To investigate the poor performance of NanoVar in Jiang et al., we regenerated the long-read simulation datasets and benchmarked NanoVar in accordance to the methods stated in Jiang et al. (https://github.com/SQLiu-youyou/The-commands-of-the-evaluation). For comparison, we have also included Sniffles6 (described as one of the software with the highest performance) in the benchmarking. Due to errors raised during the benchmark analysis by Truvari7 (v3.0.1), some SVs from each tool were filtered-out (Not mentioned in Jiang et al.), which will be discussed later. Despite employing the identical simulated datasets, our benchmarking results yielded better NanoVar performance scores than Jiang et al. (Fig. 1). As Jiang et al. did not provide the exact benchmark scores of NanoVar in their benchmark (Table S2 in Jiang et al.), we can only compare our results to the bar graphs in Fig. 2 of their publication. Jiang et al. showed that NanoVar acquired F1 scores of less than 0.1 for all sequencing coverages of 3X, 5X, 10X, and 20X, which is at least threefold lower than what we observed in our results, which had F1 scores of 0.38, 0.45, 0.46, and 0.45, respectively (Fig. 1a). The disparity of F1 score reporting is most likely explained by differences in SV recall, where we observed higher recall rates of 0.28, 0.39, 0.45, and 0.44, for respective sequencing coverages, as compared to less than 0.05 for all coverages in Jiang et al. (Fig. 1b). NanoVar’s F1 scores of SV calling with genotype concordance was also observed to be higher in our results (Fig. 1a). Collectively, our repeated benchmark analysis using the same simulated datasets suggests that Jiang et al. may have underestimated NanoVar's performance.
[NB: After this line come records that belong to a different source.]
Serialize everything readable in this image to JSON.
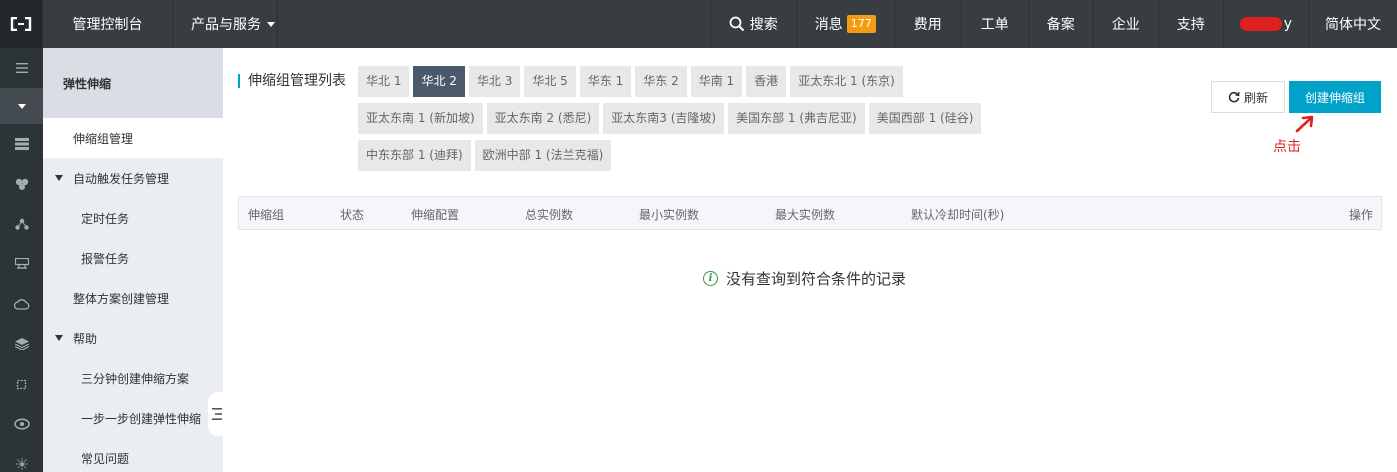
{
  "topbar": {
    "console": "管理控制台",
    "products": "产品与服务",
    "search": "搜索",
    "messages": "消息",
    "message_count": "177",
    "billing": "费用",
    "tickets": "工单",
    "filing": "备案",
    "enterprise": "企业",
    "support": "支持",
    "user_suffix": "y",
    "language": "简体中文"
  },
  "sidebar": {
    "title": "弹性伸缩",
    "items": {
      "scaling_group_mgmt": "伸缩组管理",
      "auto_trigger": "自动触发任务管理",
      "scheduled": "定时任务",
      "alarm": "报警任务",
      "solution_create": "整体方案创建管理",
      "help": "帮助",
      "three_min": "三分钟创建伸缩方案",
      "step_by_step": "一步一步创建弹性伸缩",
      "faq": "常见问题"
    }
  },
  "main": {
    "list_title": "伸缩组管理列表",
    "regions": [
      "华北 1",
      "华北 2",
      "华北 3",
      "华北 5",
      "华东 1",
      "华东 2",
      "华南 1",
      "香港",
      "亚太东北 1 (东京)",
      "亚太东南 1 (新加坡)",
      "亚太东南 2 (悉尼)",
      "亚太东南3 (吉隆坡)",
      "美国东部 1 (弗吉尼亚)",
      "美国西部 1 (硅谷)",
      "中东东部 1 (迪拜)",
      "欧洲中部 1 (法兰克福)"
    ],
    "selected_region": "华北 2",
    "refresh": "刷新",
    "create": "创建伸缩组",
    "annotation": "点击",
    "columns": [
      "伸缩组",
      "状态",
      "伸缩配置",
      "总实例数",
      "最小实例数",
      "最大实例数",
      "默认冷却时间(秒)",
      "操作"
    ],
    "empty_message": "没有查询到符合条件的记录"
  },
  "colors": {
    "accent": "#00a2ca",
    "topbar": "#373d41",
    "badge": "#f39c12",
    "annotation": "#e02020",
    "info": "#2e9d3a"
  }
}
We also observed different performance results for Sniffles. While our F1 scores of Sniffles for SV calling by presence are broadly in agreement with Jiang et al., the F1 scores for SV calling by genotype concordance were substantially lower in our results (Fig. 1a). F1 scores for Sniffles (Genotype) ranged from 0.17 to 0.24 in our analysis, whereas Jiang et al. reported F1 scores ranging from 0.50 to 0.70, for sequencing coverages of 3X to 20X. Consequently, we observed that NanoVar (Genotype) has outperformed Sniffles (Genotype) by more than 0.13 in F1 scores across all sequencing coverages (Fig. 1a). Sniffles' reduced performance in SV genotyping was also consistent with the benchmarks of Dierckxsens et al.4, where Sniffles’ genotype scores were at least 30% lower than other SV callers. These results suggest that Jiang et al. may have overestimated Sniffles' SV genotyping capability.
During our analysis, we made some changes to certain output files within the protocol described by Jiang et al. However, these changes were made in order to rectify the errors that we encountered. As these errors were not mentioned by Jiang et al., they were unanticipated while following their protocol, and we are uncertain how Jiang et al. had resolved them to allow successful completion of their analysis. The first error we encountered happened during the long-read simulation step using VISOR8 (v1.1) where we obtained an empty BAM output file. After consulting with the author of VISOR, we discovered that the problem was with the “SHORtS.LASeR.bed” file provided by Jiang et al., in which the start coordinates of genomic regions in the file were “0”s instead of “1”s (c.f. https://github.com/davidebolo1993/VISOR/issues/18). The problem was resolved after we corrected the start coordinates of the file. The second error occurred when NanoVar was running on the simulated long-read BAM file produced by VISOR. The error happened because the read names of the simulated reads contained the comma (,) symbol, which resulted in a parsing error and prevented NanoVar from completing successfully. After removing the commas in the read names, NanoVar completed its run with no errors. As this was a necessary correction to obtain results from NanoVar, it is unclear how Jiang et al. had handled it and whether this influenced the results. The third error happened due to VCF file incompatibilities with Truvari for NanoVar and Sniffles. For NanoVar, an error was raised due to the presence of “>” or “.” symbols in the “SVLEN” field of some entries in the VCF file. These symbols were added by NanoVar to refine information on SV length, or nullify it for SVs with no lengths, respectively. When these symbols were omitted from the VCF file, Truvari ran successfully. For Sniffles, the error was caused by the “STRANDBIAS” string in the “FILTER” column of a few entries (< 50), and eliminating these entries resolved the problem. With the presentation of these VCF incompatibilities, it is plausible that there might be more nuances in the VCFs of NanoVar and Sniffles that impede an accurate assessment by Truvari. Taken together, we are uncertain how these fundamental errors were addressed by Jiang et al. and if they may have affected the results.